Everything is in bud this morning. Near the stream at the base of the white oak there are more little Hepatica buds almost ready to open. All through the open woods Cut-leaved Toothworts hold clusters of young buds. Here and there tiny leaves of Corydalis are coming through the leaves into the sun. Their leaves are similar to Dutchman’s Breeches, which I’ve never seen in these woods. New leaves of wild rose, Autumn Olive, and honeysuckle are starting to appear. And the field grass is just a little greener than yesterday.
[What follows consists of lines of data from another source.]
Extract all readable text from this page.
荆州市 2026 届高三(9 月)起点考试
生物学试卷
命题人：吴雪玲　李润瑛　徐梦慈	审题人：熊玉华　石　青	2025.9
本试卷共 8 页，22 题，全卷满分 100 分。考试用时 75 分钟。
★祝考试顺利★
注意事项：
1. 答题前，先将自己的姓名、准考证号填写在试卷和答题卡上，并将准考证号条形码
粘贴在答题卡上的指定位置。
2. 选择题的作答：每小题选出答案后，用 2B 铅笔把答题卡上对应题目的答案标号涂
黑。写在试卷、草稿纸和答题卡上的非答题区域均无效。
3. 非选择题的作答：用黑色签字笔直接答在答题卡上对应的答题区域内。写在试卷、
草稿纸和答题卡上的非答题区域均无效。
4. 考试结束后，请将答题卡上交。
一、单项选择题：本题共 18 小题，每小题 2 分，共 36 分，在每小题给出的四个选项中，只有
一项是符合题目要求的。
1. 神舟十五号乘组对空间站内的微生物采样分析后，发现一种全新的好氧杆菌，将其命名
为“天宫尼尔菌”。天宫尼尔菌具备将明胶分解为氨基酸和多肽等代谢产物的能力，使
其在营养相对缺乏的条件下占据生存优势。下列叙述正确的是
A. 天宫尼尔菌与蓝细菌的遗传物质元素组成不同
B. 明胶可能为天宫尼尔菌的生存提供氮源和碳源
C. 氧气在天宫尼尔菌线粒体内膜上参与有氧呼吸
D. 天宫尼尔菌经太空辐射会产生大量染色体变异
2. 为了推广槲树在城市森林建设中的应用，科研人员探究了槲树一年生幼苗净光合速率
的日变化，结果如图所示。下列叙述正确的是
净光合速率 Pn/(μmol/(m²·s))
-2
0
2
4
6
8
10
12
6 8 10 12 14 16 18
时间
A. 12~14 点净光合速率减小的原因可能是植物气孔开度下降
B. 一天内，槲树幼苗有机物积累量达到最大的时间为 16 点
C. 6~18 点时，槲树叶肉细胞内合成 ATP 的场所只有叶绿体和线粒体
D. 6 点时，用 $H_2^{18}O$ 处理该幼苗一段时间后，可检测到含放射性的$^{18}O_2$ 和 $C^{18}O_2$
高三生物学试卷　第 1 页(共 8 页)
Near the path to the stream, I see a Forsythia bush starting to bloom. I wonder who planted it there. There’s no house nearby. A few years ago it looked like someone was planning to build on that property. There were markers where a house might go and some of the land was mowed. Maybe the Forsythia was planted then along with hopes for a home. There was a bridge across the stream that a car could drive over. It has been broken down for a long time. There is moss growing on some of the old bridge lumber that is down in the stream. I feel a little lonely, as if I’m sharing someone’s memories of dreams that never happened.


Now I listen to sounds. A staccato beat nearby is loud—it must be the pileated woodpecker, either searching for food or hammering out a hole in a hollow tree to build a nest. We have a bat house in our yard that has never had bats in it, but last year there was a brand new hole near the top that had been chipped out by a woodpecker to make an entrance. Now I hear the woodpecker calling as it flies away to its next task. Another series of poundings off in the distance comes from hammers--people at work building something. They are too busy to be concerned with us here in these woods. As I walk further I hear various songs from birds I can’t name—then a loud caw of crows catches my attention. I look up to see two of them harassing a hawk. I have seen that before—sometimes the number of crows becomes greater. The schoolyard isn’t the only place that has bullies. I wonder why crows pick on hawks. Getting close to home I hear a variety of bird sounds coming from one spot. There is chirping, then warbling and tweeting and singing. I smile, knowing what I’ll see when I look up in the tree. It’s the mockingbird. I remember almost thirty years ago sitting in a rocking chair with my first baby in my arms on a late spring night with a window open to the soft breeze and the crazy singing of a mockingbird that went on all night long. Night after night the three of us shared the warm breezes. I’m happy to hear it again every spring.

My walk is over for the morning. I pick some daffodils to bring in the house.